Traditionally, certain treatments, including omentoplasty, perineal mesh placement, and flap reconstruction, have been performed to reduce PWC incidence following RA [37]. More recently, negative pressure wound therapy (NPWT) for the perineal wound following RA was reported as a new wound management technique [38]. For primary closed perineal wounds following RA, NPWT was associated with a reduced incidence of perineal SSI compared with only a gauze dressing [39]. On the other hand, van der Valk MJM et al. [40] reported in a pilot study that incisional NPWT decreased the duration of wound healing but did not reduce the rate of wound complications. The significance of NPWT for PWC following RA is still unknown. On the other hand, the rate of postoperarive complications excluding PWC was similar between the two groups. Urinary complications did not increase by an initial perineal approach in RA.

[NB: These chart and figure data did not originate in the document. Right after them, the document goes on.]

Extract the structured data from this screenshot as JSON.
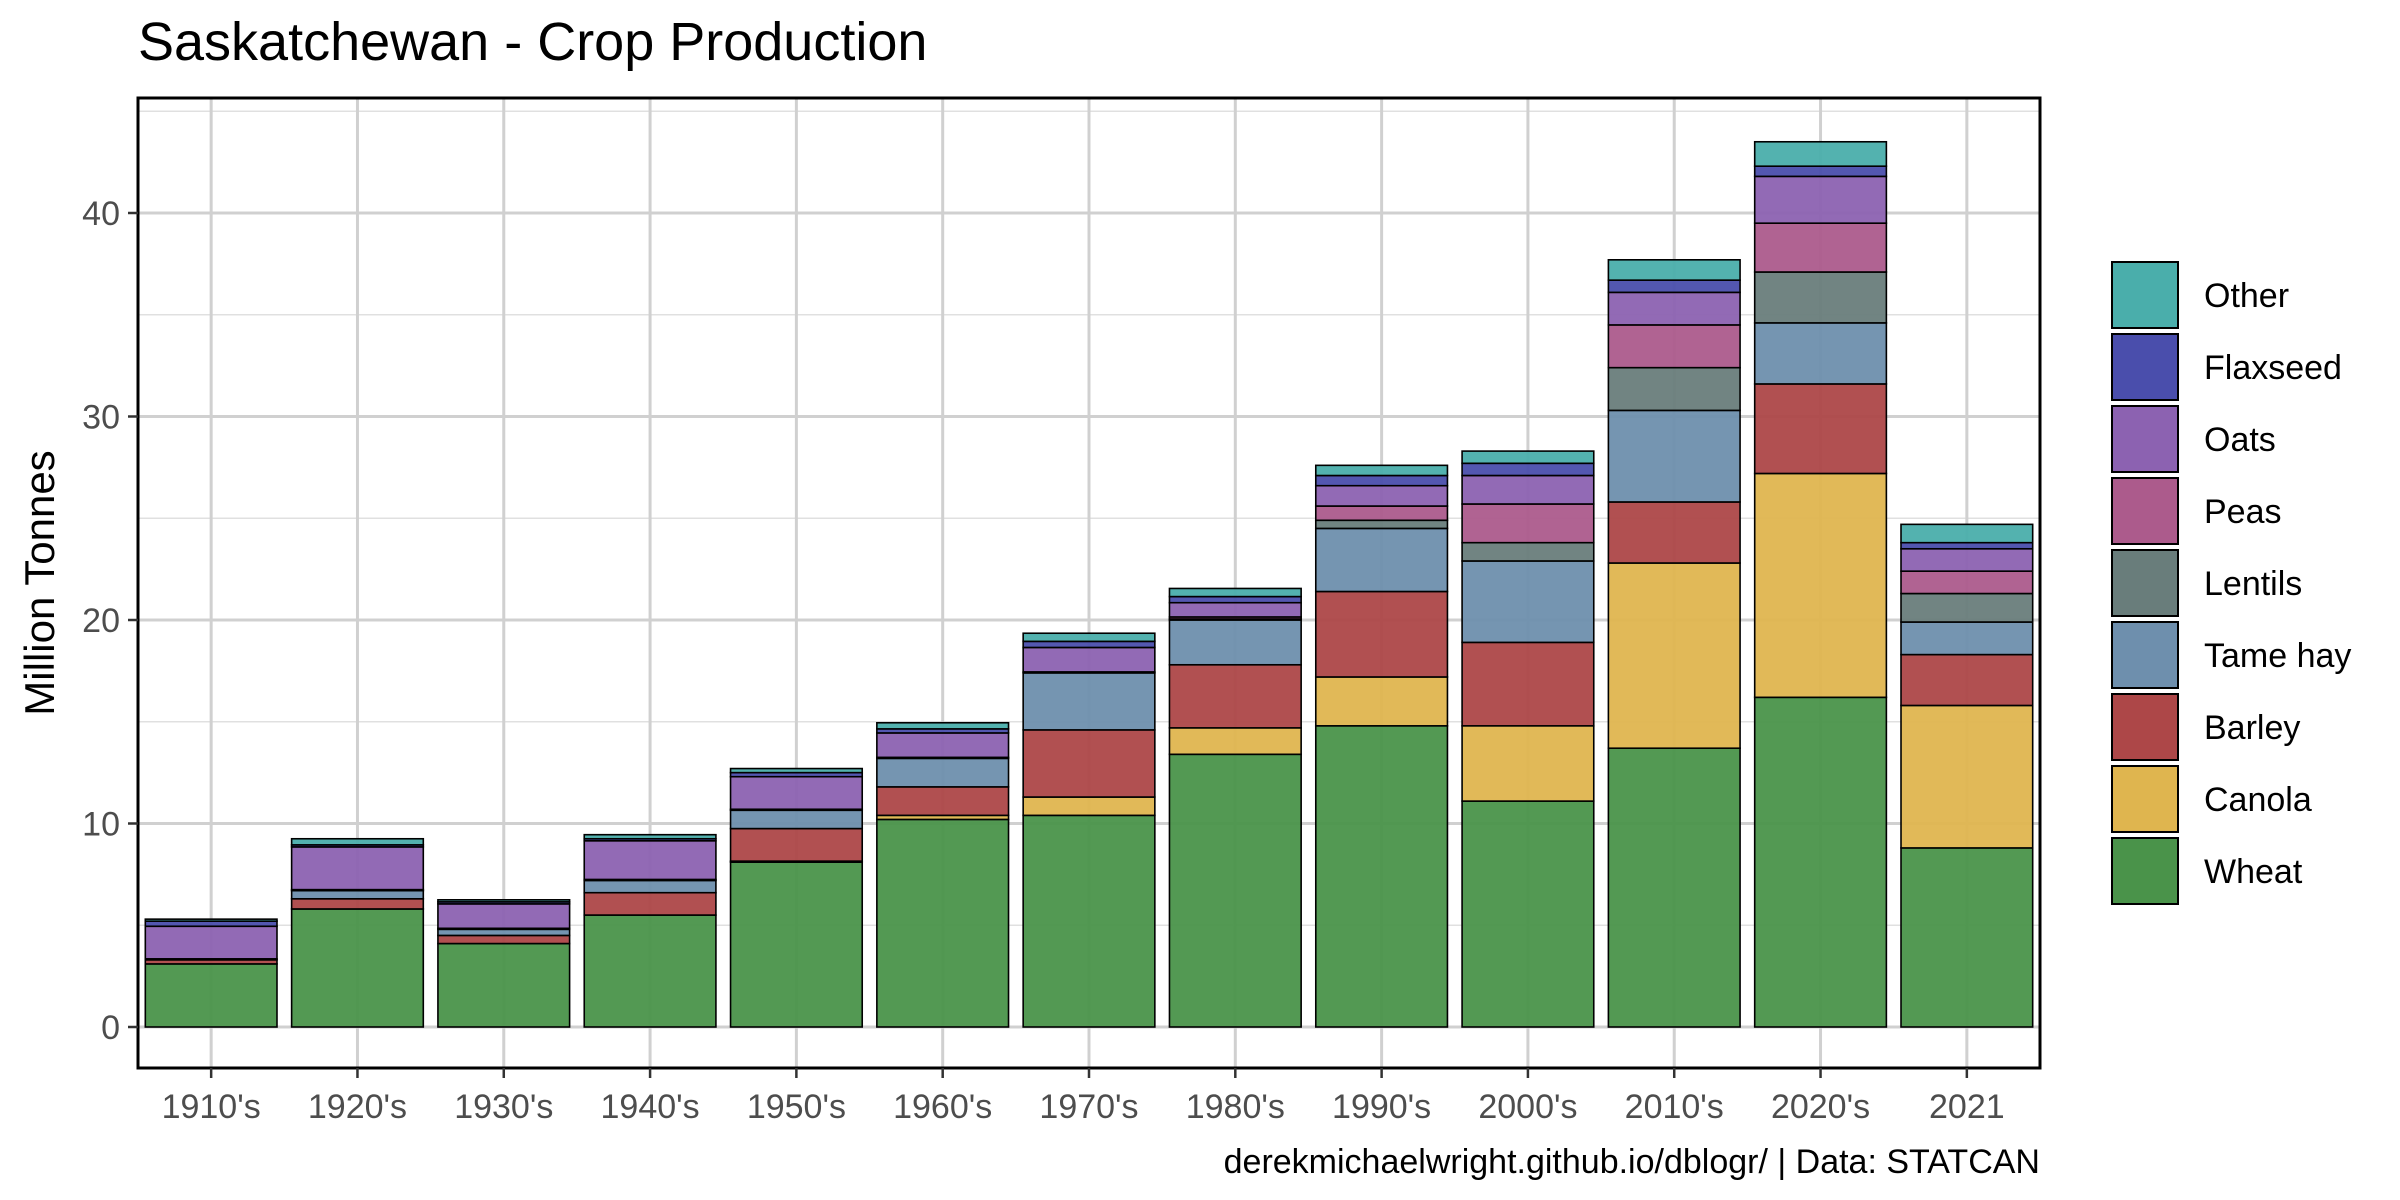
{
  "chart_data": {
    "type": "bar",
    "stacked": true,
    "title": "Saskatchewan - Crop Production",
    "ylabel": "Million Tonnes",
    "caption": "derekmichaelwright.github.io/dblogr/ | Data: STATCAN",
    "ylim": [
      0,
      45
    ],
    "yticks": [
      0,
      10,
      20,
      30,
      40
    ],
    "grid": true,
    "legend_position": "right",
    "categories": [
      "1910's",
      "1920's",
      "1930's",
      "1940's",
      "1950's",
      "1960's",
      "1970's",
      "1980's",
      "1990's",
      "2000's",
      "2010's",
      "2020's",
      "2021"
    ],
    "series": [
      {
        "name": "Wheat",
        "color": "#4a934a",
        "values": [
          3.1,
          5.8,
          4.1,
          5.5,
          8.1,
          10.2,
          10.4,
          13.4,
          14.8,
          11.1,
          13.7,
          16.2,
          8.8
        ]
      },
      {
        "name": "Canola",
        "color": "#dfb54f",
        "values": [
          0.0,
          0.0,
          0.0,
          0.0,
          0.05,
          0.2,
          0.9,
          1.3,
          2.4,
          3.7,
          9.1,
          11.0,
          7.0
        ]
      },
      {
        "name": "Barley",
        "color": "#ad4748",
        "values": [
          0.2,
          0.5,
          0.4,
          1.1,
          1.6,
          1.4,
          3.3,
          3.1,
          4.2,
          4.1,
          3.0,
          4.4,
          2.5
        ]
      },
      {
        "name": "Tame hay",
        "color": "#6e8fad",
        "values": [
          0.0,
          0.4,
          0.3,
          0.6,
          0.9,
          1.4,
          2.8,
          2.2,
          3.1,
          4.0,
          4.5,
          3.0,
          1.6
        ]
      },
      {
        "name": "Lentils",
        "color": "#697d7b",
        "values": [
          0.0,
          0.0,
          0.0,
          0.0,
          0.0,
          0.0,
          0.0,
          0.05,
          0.4,
          0.9,
          2.1,
          2.5,
          1.4
        ]
      },
      {
        "name": "Peas",
        "color": "#ac5b8c",
        "values": [
          0.05,
          0.05,
          0.05,
          0.05,
          0.05,
          0.05,
          0.05,
          0.1,
          0.7,
          1.9,
          2.1,
          2.4,
          1.1
        ]
      },
      {
        "name": "Oats",
        "color": "#8c62b1",
        "values": [
          1.6,
          2.1,
          1.2,
          1.9,
          1.6,
          1.2,
          1.2,
          0.7,
          1.0,
          1.4,
          1.6,
          2.3,
          1.1
        ]
      },
      {
        "name": "Flaxseed",
        "color": "#4a4eac",
        "values": [
          0.25,
          0.1,
          0.1,
          0.1,
          0.2,
          0.2,
          0.3,
          0.3,
          0.5,
          0.6,
          0.6,
          0.5,
          0.3
        ]
      },
      {
        "name": "Other",
        "color": "#4aaeab",
        "values": [
          0.1,
          0.3,
          0.1,
          0.2,
          0.2,
          0.3,
          0.4,
          0.4,
          0.5,
          0.6,
          1.0,
          1.2,
          0.9
        ]
      }
    ]
  }
}
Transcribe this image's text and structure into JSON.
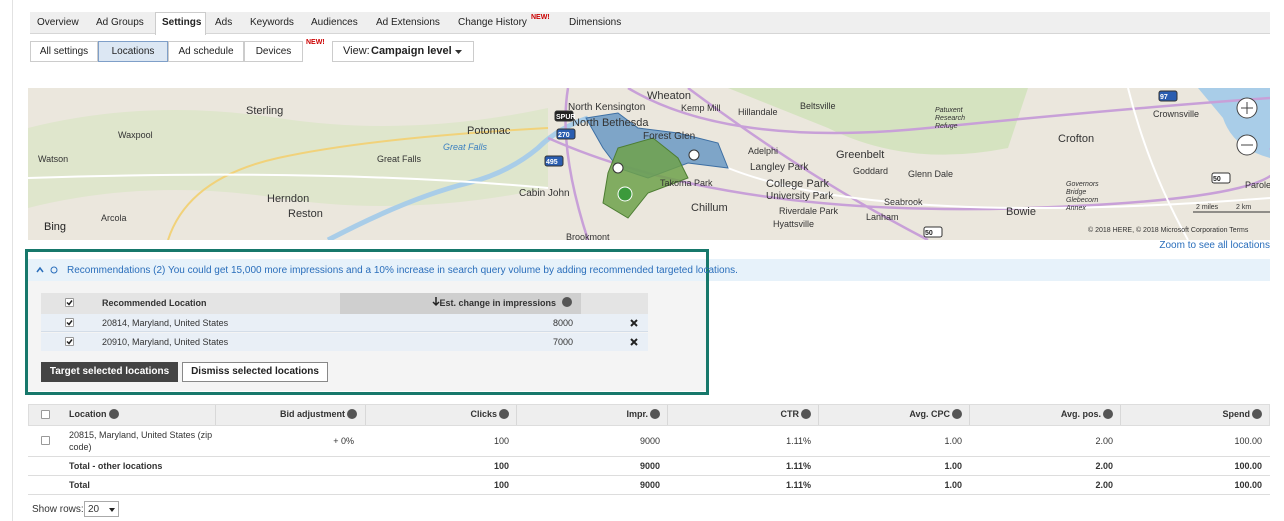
{
  "tabs": [
    "Overview",
    "Ad Groups",
    "Settings",
    "Ads",
    "Keywords",
    "Audiences",
    "Ad Extensions",
    "Change History",
    "Dimensions"
  ],
  "tab_badge": "NEW!",
  "subtabs": [
    "All settings",
    "Locations",
    "Ad schedule",
    "Devices"
  ],
  "subtab_badge": "NEW!",
  "view": {
    "label": "View:",
    "value": "Campaign level"
  },
  "map": {
    "labels": [
      "Sterling",
      "Waxpool",
      "Watson",
      "Potomac",
      "Great Falls",
      "Great Falls",
      "Herndon",
      "Reston",
      "Arcola",
      "Cabin John",
      "Wheaton",
      "North Kensington",
      "North Bethesda",
      "Kemp Mill",
      "Hillandale",
      "Beltsville",
      "Forest Glen",
      "Adelphi",
      "Langley Park",
      "Greenbelt",
      "Goddard",
      "Glenn Dale",
      "Takoma Park",
      "College Park",
      "University Park",
      "Riverdale Park",
      "Hyattsville",
      "Chillum",
      "Seabrook",
      "Lanham",
      "Bowie",
      "Crofton",
      "Crownsville",
      "Parole",
      "Patuxent",
      "Research",
      "Refuge",
      "Governors",
      "Bridge",
      "Glebecorn",
      "Annex",
      "Brookmont"
    ],
    "shields": [
      "SPUR",
      "270",
      "495",
      "50",
      "50",
      "97"
    ],
    "brand": "Bing",
    "scale": [
      "2 miles",
      "2 km"
    ],
    "attribution": "© 2018 HERE, © 2018 Microsoft Corporation  Terms",
    "zoom_link": "Zoom to see all locations"
  },
  "recommendations": {
    "text": "Recommendations (2) You could get 15,000 more impressions and a 10% increase in search query volume by adding recommended targeted locations.",
    "columns": [
      "Recommended Location",
      "Est. change in impressions"
    ],
    "rows": [
      [
        "20814, Maryland, United States",
        "8000"
      ],
      [
        "20910, Maryland, United States",
        "7000"
      ]
    ],
    "buttons": [
      "Target selected locations",
      "Dismiss selected locations"
    ]
  },
  "table": {
    "columns": [
      "Location",
      "Bid adjustment",
      "Clicks",
      "Impr.",
      "CTR",
      "Avg. CPC",
      "Avg. pos.",
      "Spend"
    ],
    "rows": [
      {
        "location": [
          "20815, Maryland, United States (zip",
          "code)"
        ],
        "bid": "+ 0%",
        "values": [
          "100",
          "9000",
          "1.11%",
          "1.00",
          "2.00",
          "100.00"
        ]
      }
    ],
    "totals": [
      {
        "label": "Total - other locations",
        "values": [
          "100",
          "9000",
          "1.11%",
          "1.00",
          "2.00",
          "100.00"
        ]
      },
      {
        "label": "Total",
        "values": [
          "100",
          "9000",
          "1.11%",
          "1.00",
          "2.00",
          "100.00"
        ]
      }
    ]
  },
  "pager": {
    "label": "Show rows:",
    "value": "20"
  }
}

The third advantage was that positive CRM was significantly lower in the perineal group than in the conventional group. CRM is an important aspect in minimizing local recurrence after rectal cancer surgery [34, 35]. In this series, although there were no patients with positive CRM in the perineal group, four male patients in the conventional group presented positive CRM. For these four patients, the tumor was located at the anterior aspect of the lower rectum. RA with an initial perineal approach has the advantage of surgical margin safety due to direct visual observation during rectum dissection, especially when the tumor is located at the anterior aspect of the rectum. The result in this study might be due to the advantage of this approach, but there was no difference in the rate of recurrence between the two groups.
There were some limitations in this study. First, the sample number of patients who underwent RA, especially those who underwent laparoscopic surgery, was very small; there were 12 patients in the perineal group and 4 patients in the conventional group. This was a retrospective and nonrandomized study. The results may have been affected by its retrospective design for selective primary anorectal carcinoma. Additionally, although possible PWCs were diagnosed by two surgeons who routinely conducted rounds after surgery to observe the wounds, there was a risk of underreporting the incidence of PWC following RA. Second, the decision of whether a patient should undergo the initial perineal approach or initial abdominal approach was not standardized. In this study, the surgical approach for RA was chosen according to surgeon’s preference. It was not known whether the decision was made based on tumor characteristics or other factors. The surgeon alone characterized the operation as either an initial perineal or initial abdominal approach.